プログラミング教育とは何か?3つの具体的な力をわかりやすく解説↓
プログラミング教育とは?定義・目的・必修化の理由と子どもが育む3つの力
中学校の変化
- 探究学習のデジタル化
- 進路活動のオンライン化
- 学校生活管理のICT化
中学校では、教科の授業にとどまらず、「総合的な学習の時間」でデジタルツールを活用した探究学習が本格化しています。生徒が自らテーマを設定し、インターネットで情報を収集・整理してスライドや動画にまとめて発表する流れが全国的に定着しつつあります。
進路選択の場面でも変化があり、オンラインで高校の学校説明会に参加したり、職場体験の事前学習にVR動画を活用したりする学校も増えてきました。
さらに、部活動の連絡・健康観察や欠席報告をアプリで管理する学校も広がるなど、ICTは学習面だけでなく学校生活全体に根づき始めています。
ICT・IT・IoTについてとってもわかりやすく解説しています↓
ICT教育とは?ITやIoTとの違いと学校での活用事例を徹底解説
高校の変化
- 情報教育必修化の影響
- 探究学習とICTの融合
- 学び方選択時代の到来
2022年度から「情報Ⅰ」が全高校で必修となり、プログラミング・データ活用・情報倫理を体系的に学ぶ機会が全国で整いました。さらに2025年度からは、大学入学共通テストに「情報I」が出題科目に加わりました。
「総合的な探究の時間」では、社会課題を自分ごととして捉えて取り組む探究学習が広がり、ICTはその中心的なツールとなっています。
通信制・単位制高校の広がりやオンライン授業の活用により、在籍校の枠を超えた多様な学びも現実的な選択肢になっています。一人ひとりの興味・関心や進路に合わせて科目や学習スタイルを自分で選べる「学びの個別化」が、高校教育のあり方をこれまでにない速さで変えつつあります。
なお下記記事では、塾・予備校向けのEdTechサービスとして注目を集めるオンライン教材について詳しく取材しています。
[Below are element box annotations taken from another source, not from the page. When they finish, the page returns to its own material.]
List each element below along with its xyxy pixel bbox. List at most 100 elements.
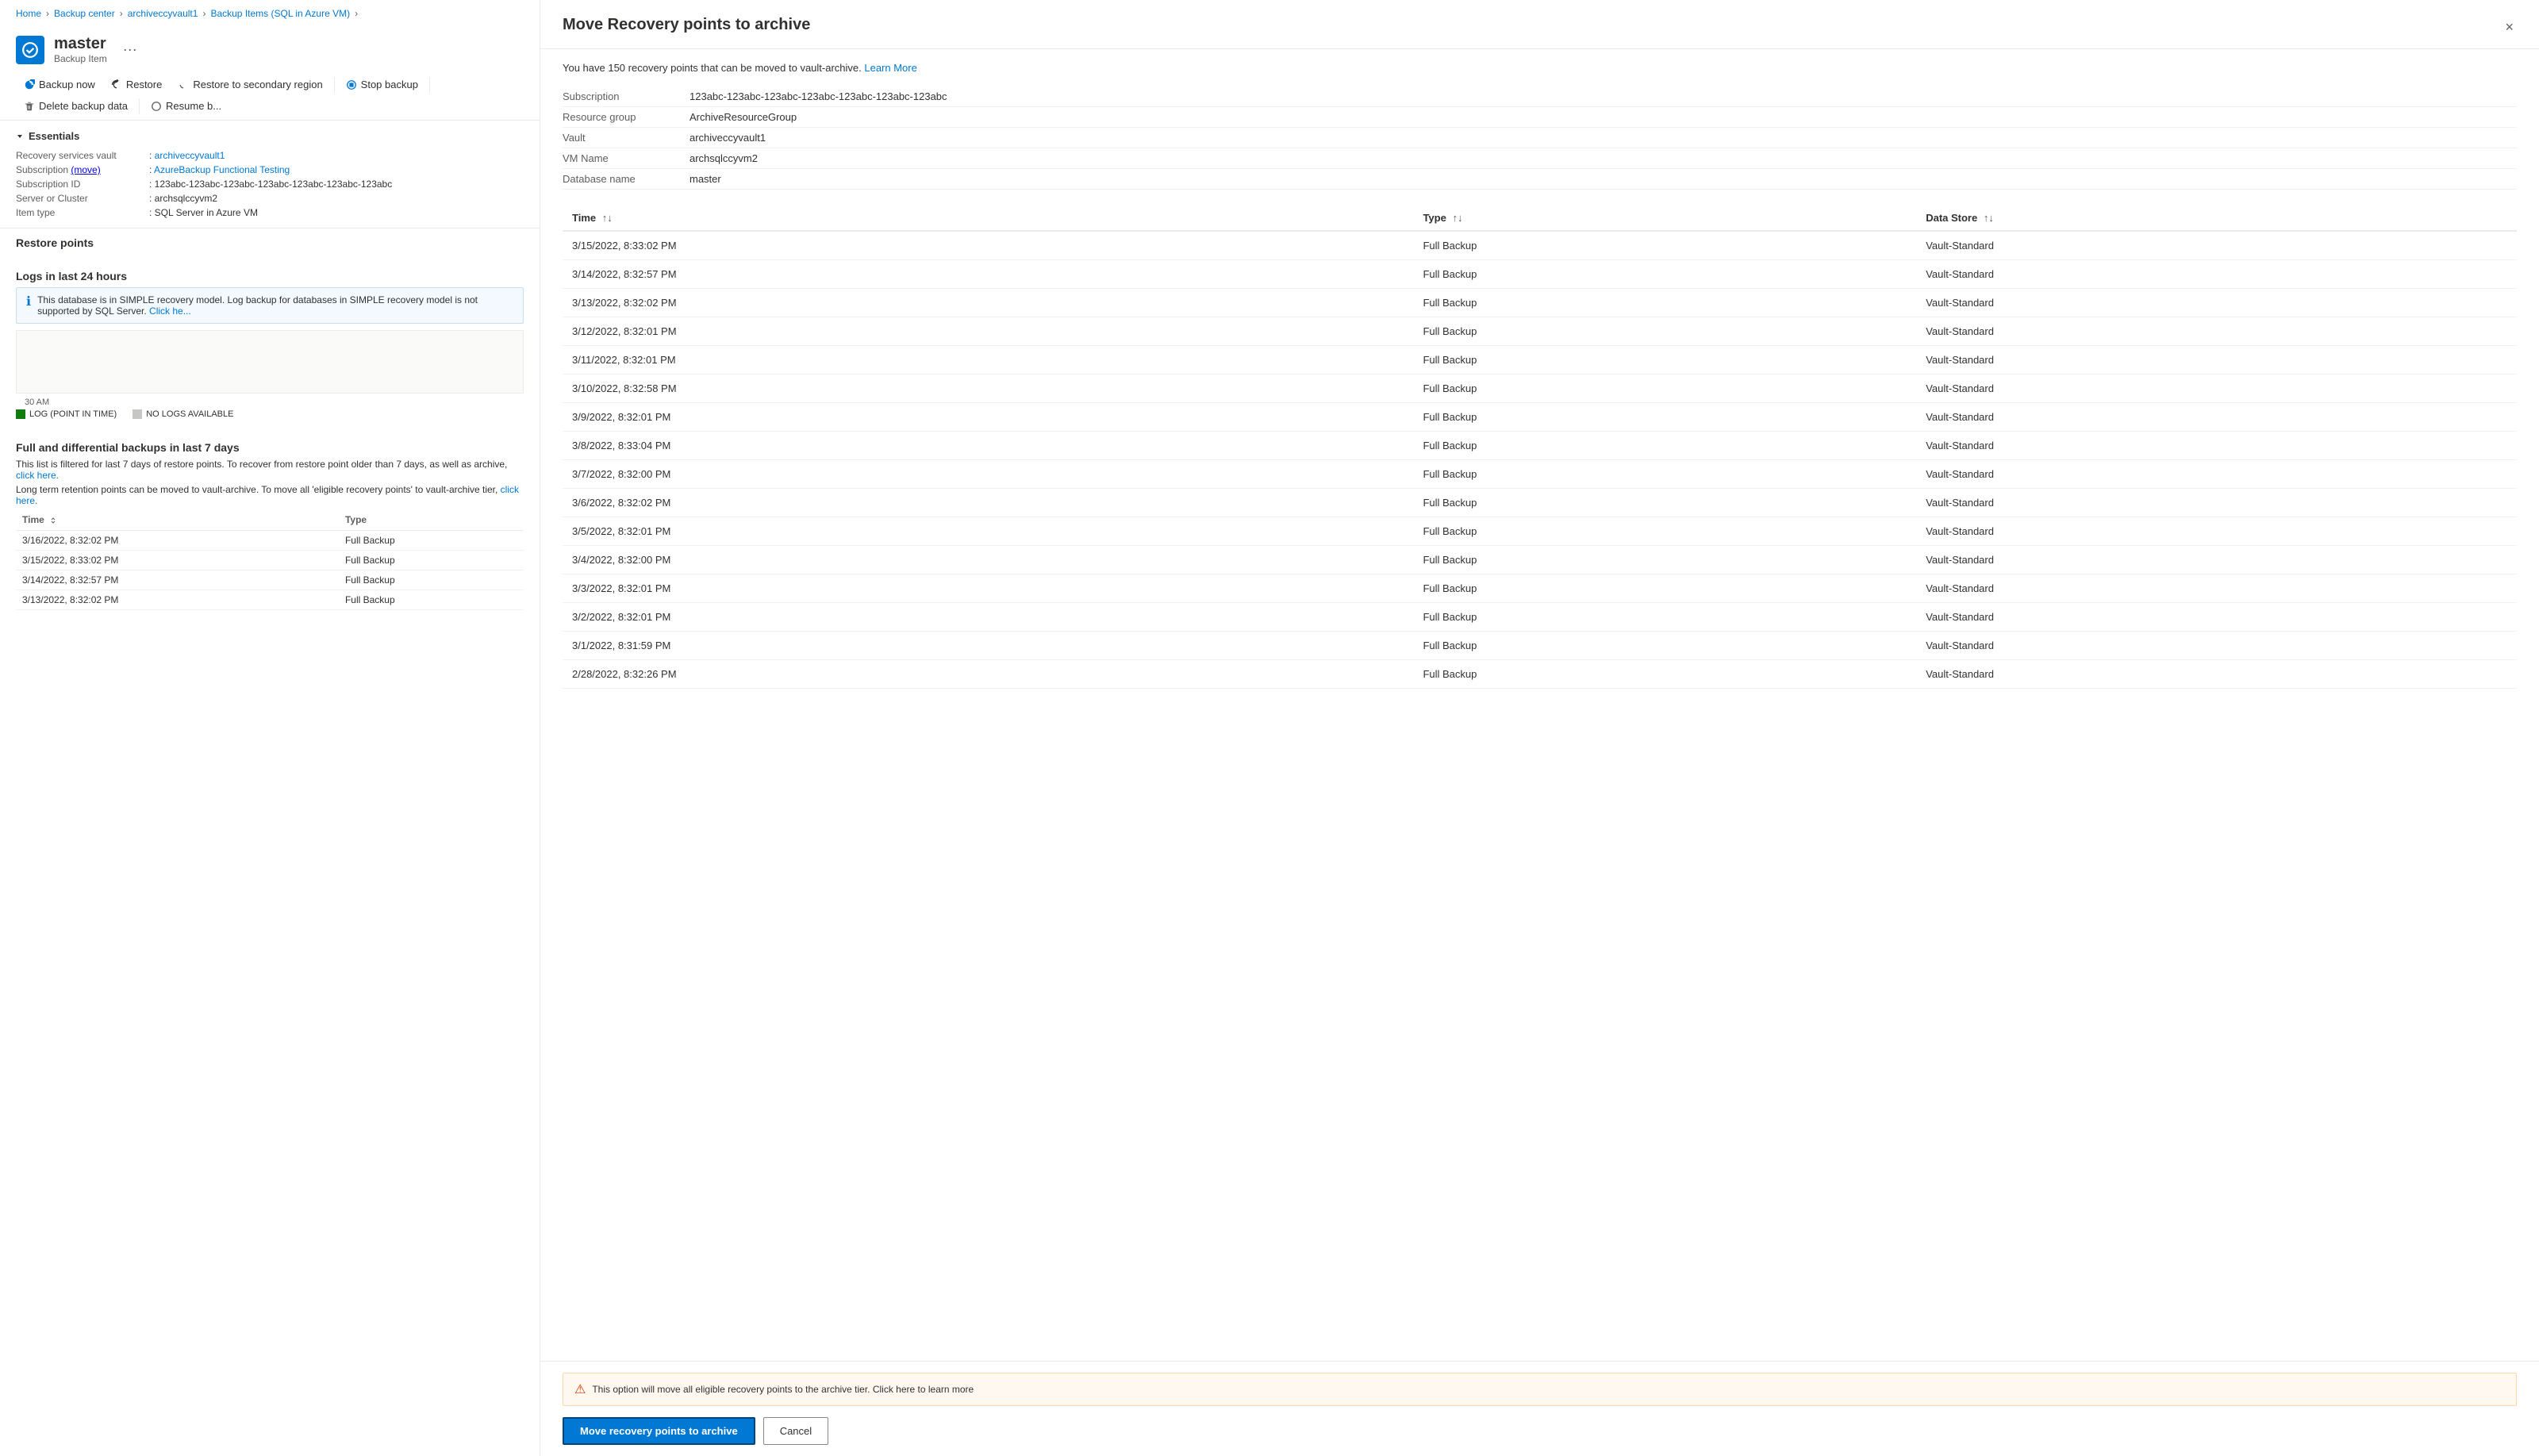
recovery-table-row[interactable]: 3/10/2022, 8:32:58 PMFull BackupVault-St… [563, 375, 2517, 403]
page-icon [16, 36, 44, 64]
col-time[interactable]: Time [16, 509, 339, 531]
recovery-time: 3/9/2022, 8:32:01 PM [563, 403, 1413, 432]
backup-type: Full Backup [339, 590, 524, 610]
recovery-store: Vault-Standard [1916, 346, 2517, 375]
essentials-toggle[interactable]: Essentials [16, 130, 524, 142]
backup-type: Full Backup [339, 531, 524, 551]
recovery-table-row[interactable]: 3/8/2022, 8:33:04 PMFull BackupVault-Sta… [563, 432, 2517, 460]
recovery-type: Full Backup [1413, 517, 1916, 546]
toolbar-sep1 [334, 77, 335, 93]
more-options-button[interactable]: ··· [123, 41, 137, 58]
essentials-grid: Recovery services vault : archiveccyvaul… [16, 150, 524, 218]
recovery-table-row[interactable]: 3/7/2022, 8:32:00 PMFull BackupVault-Sta… [563, 460, 2517, 489]
recovery-store: Vault-Standard [1916, 403, 2517, 432]
table-row[interactable]: 3/15/2022, 8:33:02 PMFull Backup [16, 551, 524, 570]
restore-points-title: Restore points [16, 236, 524, 249]
footer-buttons: Move recovery points to archive Cancel [563, 1417, 2517, 1445]
backup-time: 3/13/2022, 8:32:02 PM [16, 590, 339, 610]
recovery-col-store[interactable]: Data Store ↑↓ [1916, 206, 2517, 231]
recovery-type: Full Backup [1413, 289, 1916, 317]
col-type[interactable]: Type [339, 509, 524, 531]
recovery-table-row[interactable]: 3/13/2022, 8:32:02 PMFull BackupVault-St… [563, 289, 2517, 317]
essentials-sub-label: Subscription (move) [16, 164, 143, 175]
recovery-table-row[interactable]: 2/28/2022, 8:32:26 PMFull BackupVault-St… [563, 660, 2517, 689]
recovery-table-row[interactable]: 3/9/2022, 8:32:01 PMFull BackupVault-Sta… [563, 403, 2517, 432]
backup-type: Full Backup [339, 570, 524, 590]
warning-box: ⚠ This option will move all eligible rec… [563, 1373, 2517, 1406]
recovery-time: 3/11/2022, 8:32:01 PM [563, 346, 1413, 375]
panel-meta-label: Vault [563, 132, 689, 144]
recovery-table-row[interactable]: 3/12/2022, 8:32:01 PMFull BackupVault-St… [563, 317, 2517, 346]
click-here-link1[interactable]: click here. [16, 470, 59, 481]
essentials-vault-label: Recovery services vault [16, 150, 143, 161]
restore-button[interactable]: Restore [103, 74, 171, 95]
restore-secondary-button[interactable]: Restore to secondary region [170, 74, 330, 95]
delete-backup-button[interactable]: Delete backup data [16, 95, 136, 117]
recovery-table-row[interactable]: 3/3/2022, 8:32:01 PMFull BackupVault-Sta… [563, 574, 2517, 603]
recovery-table-row[interactable]: 3/5/2022, 8:32:01 PMFull BackupVault-Sta… [563, 517, 2517, 546]
breadcrumb-sep2: › [120, 8, 123, 19]
panel-meta-label: Subscription [563, 90, 689, 102]
panel-intro: You have 150 recovery points that can be… [563, 62, 2517, 74]
backup-type: Full Backup [339, 551, 524, 570]
panel-meta-row: Resource groupArchiveResourceGroup [563, 107, 2517, 128]
breadcrumb-sep1: › [46, 8, 49, 19]
toolbar-sep2 [429, 77, 430, 93]
move-recovery-points-button[interactable]: Move recovery points to archive [563, 1417, 755, 1445]
recovery-time: 3/12/2022, 8:32:01 PM [563, 317, 1413, 346]
breadcrumb-home[interactable]: Home [16, 8, 41, 19]
page-title: master [54, 35, 107, 53]
recovery-table-row[interactable]: 3/2/2022, 8:32:01 PMFull BackupVault-Sta… [563, 603, 2517, 632]
recovery-table-row[interactable]: 3/11/2022, 8:32:01 PMFull BackupVault-St… [563, 346, 2517, 375]
breadcrumb-backup-items[interactable]: Backup Items (SQL in Azure VM) [210, 8, 350, 19]
essentials-server-label: Server or Cluster [16, 193, 143, 204]
essentials-server-value: : archsqlccyvm2 [149, 193, 217, 204]
panel-close-button[interactable]: × [2502, 16, 2517, 39]
backup-now-label: Backup now [39, 79, 95, 90]
panel-body: You have 150 recovery points that can be… [540, 49, 2539, 1361]
recovery-col-type[interactable]: Type ↑↓ [1413, 206, 1916, 231]
table-row[interactable]: 3/13/2022, 8:32:02 PMFull Backup [16, 590, 524, 610]
recovery-time: 3/8/2022, 8:33:04 PM [563, 432, 1413, 460]
recovery-table-row[interactable]: 3/4/2022, 8:32:00 PMFull BackupVault-Sta… [563, 546, 2517, 574]
logs-info-text: This database is in SIMPLE recovery mode… [37, 294, 513, 317]
recovery-type: Full Backup [1413, 460, 1916, 489]
learn-more-link[interactable]: Learn More [864, 62, 916, 74]
logs-info-link[interactable]: Click he... [149, 305, 191, 317]
subscription-link[interactable]: AzureBackup Functional Testing [154, 164, 290, 175]
breadcrumb-backup-center[interactable]: Backup center [54, 8, 115, 19]
recovery-store: Vault-Standard [1916, 260, 2517, 289]
recovery-time: 3/1/2022, 8:31:59 PM [563, 632, 1413, 660]
recovery-table-row[interactable]: 3/15/2022, 8:33:02 PMFull BackupVault-St… [563, 231, 2517, 260]
stop-backup-button[interactable]: Stop backup [338, 74, 426, 95]
recovery-store: Vault-Standard [1916, 231, 2517, 260]
recovery-table-row[interactable]: 3/14/2022, 8:32:57 PMFull BackupVault-St… [563, 260, 2517, 289]
resume-backup-button[interactable]: Resume b... [143, 95, 229, 117]
resume-backup-label: Resume b... [166, 100, 221, 112]
click-here-link2[interactable]: click here. [16, 484, 519, 506]
table-row[interactable]: 3/16/2022, 8:32:02 PMFull Backup [16, 531, 524, 551]
panel-meta-label: Database name [563, 173, 689, 185]
move-link[interactable]: (move) [71, 164, 100, 175]
table-row[interactable]: 3/14/2022, 8:32:57 PMFull Backup [16, 570, 524, 590]
panel-meta-row: VM Namearchsqlccyvm2 [563, 148, 2517, 169]
recovery-table-row[interactable]: 3/1/2022, 8:31:59 PMFull BackupVault-Sta… [563, 632, 2517, 660]
recovery-time: 3/5/2022, 8:32:01 PM [563, 517, 1413, 546]
recovery-time: 3/4/2022, 8:32:00 PM [563, 546, 1413, 574]
essentials-type-label: Item type [16, 207, 143, 218]
breadcrumb-vault[interactable]: archiveccyvault1 [128, 8, 198, 19]
delete-backup-label: Delete backup data [39, 100, 128, 112]
recovery-col-time[interactable]: Time ↑↓ [563, 206, 1413, 231]
legend-log-dot [16, 409, 25, 419]
recovery-store: Vault-Standard [1916, 375, 2517, 403]
page-header: master Backup Item ··· [0, 27, 540, 71]
recovery-table-row[interactable]: 3/6/2022, 8:32:02 PMFull BackupVault-Sta… [563, 489, 2517, 517]
logs-chart: 30 AM [16, 330, 524, 394]
logs-section: Logs in last 24 hours ℹ This database is… [0, 262, 540, 433]
essentials-section: Essentials Recovery services vault : arc… [0, 121, 540, 229]
cancel-button[interactable]: Cancel [763, 1417, 828, 1445]
recovery-time: 3/7/2022, 8:32:00 PM [563, 460, 1413, 489]
backup-now-button[interactable]: Backup now [16, 74, 103, 95]
vault-link[interactable]: archiveccyvault1 [155, 150, 225, 161]
panel-meta-label: VM Name [563, 152, 689, 164]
「情報Ⅰを家庭学習だけでカバーできるか不安」「塾でも対策してほしい」と感じている保護者の方は、具体的な教材像をつかむ参考になります。
(取材)塾・予備校向けEdTechサービス「チエテラス」サポート万全のオンライン教材で『情報Ⅰ』の定期テスト・共通テスト対策も!
EdTechが変えるこれからの学び
EdTechは、決して「デジタル機器を使えばいい」という単純なものではありません。テクノロジーの力を活用し、子どもたち一人ひとりにより良い学びを届けること。そして、先生が子どもと向き合う時間を生み出すこと。それこそがEdTechの本来の目的です。まだ発展途上の分野ではありますが、子どもたちの未来に関わる重要な変化として、保護者としても関心を持って見守っていきたいところです。